Enfin, quelle est votre opinion sur l’absence de débat politique au Venezuela sur les médias? Pour moi, c’est une hérésie qui ne conduit qu’à la polarisation entre 2 camps…. Communiquer, c’est « bien » à partir du moment où cela ne devient pas de la propagande à sens unique. Le Venezuela et son représentant ultime, le président Chavez, devrait maintenant penser à passer une nouvelle étape après 11 ans: Echanger, écouter, débattre…
Je suis entièrement d’accord avec vous sur l’absence de débat (politique, ou économique, ou autre) au Venezuela. J’irai jusqu’à dire qu’il n’y a jamais eu débat au Venezuela, même avant Chávez. La qualité de l’information, surtout télévisée, a toujours été extrêmement pauvre et déficiente.
Je puis me tromper, mais durant la « démocratie » de la IVe République, je pense qu’il n’y a jamais eu de débat télévisé entre candidats à la présidence, pour prendre un exemple des plus flagrants. Le débat ouvert et contradictoire ne fait tout simplement pas partie de la culture politique vénézuélienne. On peut le déplorer.

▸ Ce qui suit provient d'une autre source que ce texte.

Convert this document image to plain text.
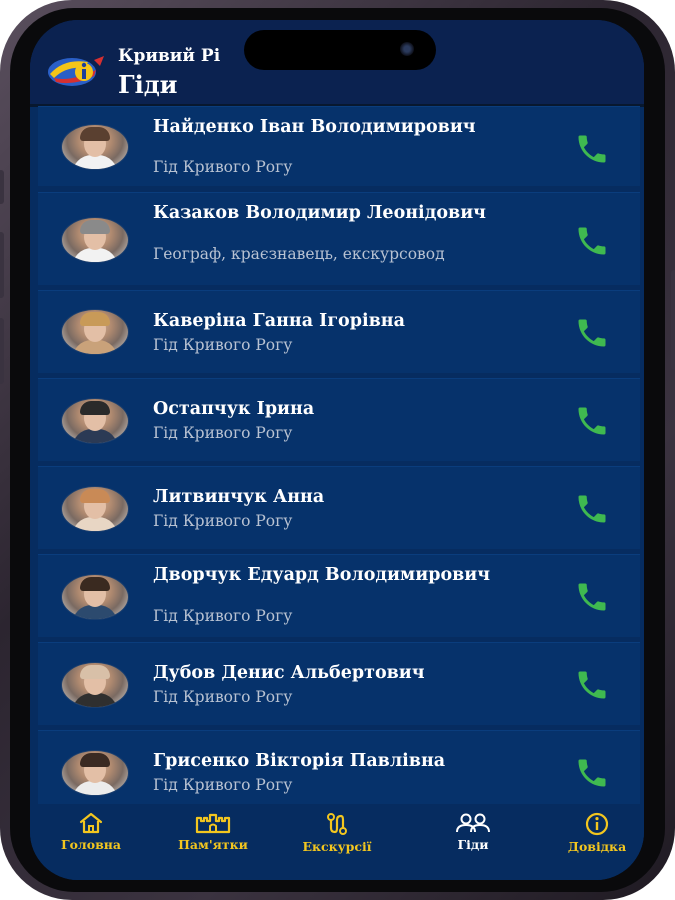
Кривий Рі
Гіди
Найденко Іван Володимирович
Гід Кривого Рогу
Казаков Володимир Леонідович
Географ, краєзнавець, екскурсовод
Каверіна Ганна Ігорівна
Гід Кривого Рогу
Остапчук Ірина
Гід Кривого Рогу
Литвинчук Анна
Гід Кривого Рогу
Дворчук Едуард Володимирович
Гід Кривого Рогу
Дубов Денис Альбертович
Гід Кривого Рогу
Грисенко Вікторія Павлівна
Гід Кривого Рогу
Головна	Пам'ятки	Екскурсії	Гіди	Довідка
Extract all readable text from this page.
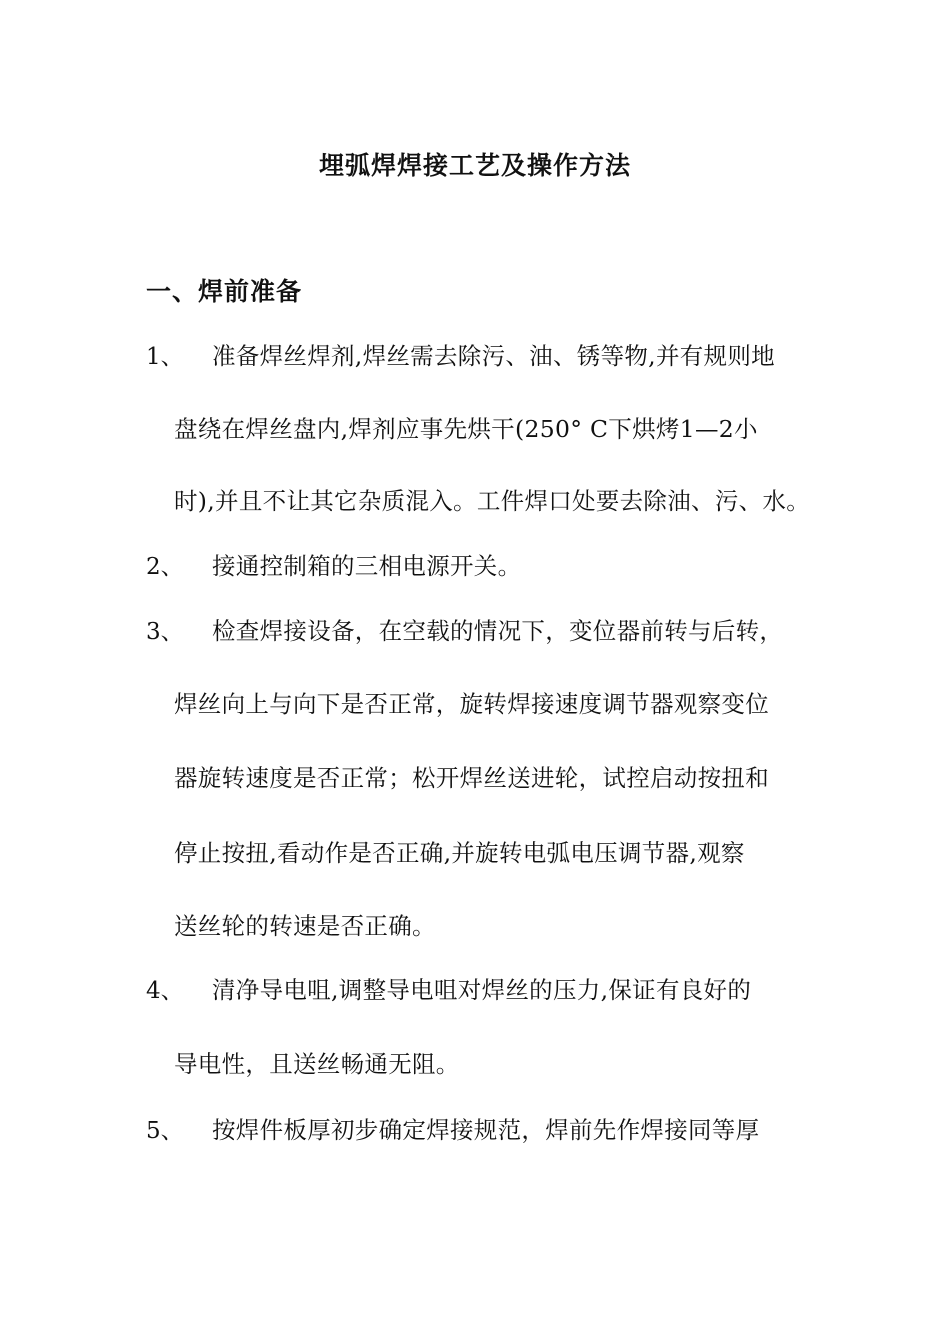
埋弧焊焊接工艺及操作方法
一、焊前准备
1、 准备焊丝焊剂,焊丝需去除污、油、锈等物,并有规则地
盘绕在焊丝盘内,焊剂应事先烘干(250° C下烘烤1—2小
时),并且不让其它杂质混入。工件焊口处要去除油、污、水。
2、 接通控制箱的三相电源开关。
3、 检查焊接设备，在空载的情况下，变位器前转与后转，
焊丝向上与向下是否正常，旋转焊接速度调节器观察变位
器旋转速度是否正常；松开焊丝送进轮，试控启动按扭和
停止按扭,看动作是否正确,并旋转电弧电压调节器,观察
送丝轮的转速是否正确。
4、 清净导电咀,调整导电咀对焊丝的压力,保证有良好的
导电性，且送丝畅通无阻。
5、 按焊件板厚初步确定焊接规范，焊前先作焊接同等厚
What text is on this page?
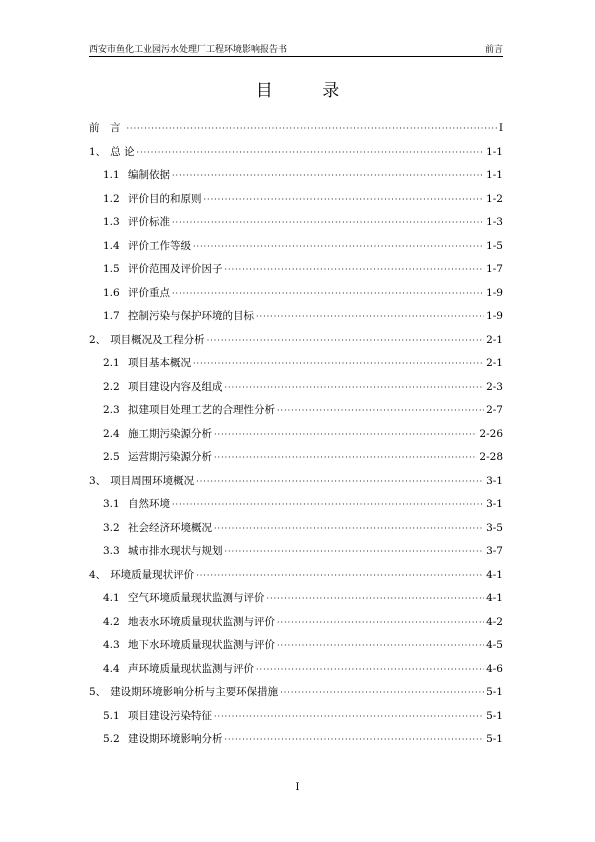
西安市鱼化工业园污水处理厂工程环境影响报告书	前言
目 录
前　言 ·····	I
1、 总 论 ·····	1-1
1.1 编制依据 ·····	1-1
1.2 评价目的和原则 ·····	1-2
1.3 评价标准 ·····	1-3
1.4 评价工作等级 ·····	1-5
1.5 评价范围及评价因子 ·····	1-7
1.6 评价重点 ·····	1-9
1.7 控制污染与保护环境的目标 ·····	1-9
2、 项目概况及工程分析 ·····	2-1
2.1 项目基本概况 ·····	2-1
2.2 项目建设内容及组成 ·····	2-3
2.3 拟建项目处理工艺的合理性分析 ·····	2-7
2.4 施工期污染源分析 ·····	2-26
2.5 运营期污染源分析 ·····	2-28
3、 项目周围环境概况 ·····	3-1
3.1 自然环境 ·····	3-1
3.2 社会经济环境概况 ·····	3-5
3.3 城市排水现状与规划 ·····	3-7
4、 环境质量现状评价 ·····	4-1
4.1 空气环境质量现状监测与评价 ·····	4-1
4.2 地表水环境质量现状监测与评价 ·····	4-2
4.3 地下水环境质量现状监测与评价 ·····	4-5
4.4 声环境质量现状监测与评价 ·····	4-6
5、 建设期环境影响分析与主要环保措施 ·····	5-1
5.1 项目建设污染特征 ·····	5-1
5.2 建设期环境影响分析 ·····	5-1
I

Quant à voir Hugo Chávez passer à une étape d’échange et de débat, je crois que ce n’est ni dans ces intentions, ni dans l’air du temps. Car Chavez se trouve pris dans une spirale de radicalisation révolutionnaire, comme celle dans laquelle se trouvèrent Robespierre ou Lénine en leur temps. Il y a là comme une machine infernale, une logique révolutionnaire/contre-révolutionnaire que rien ne semble pouvoir arrêter. « Por ahora ».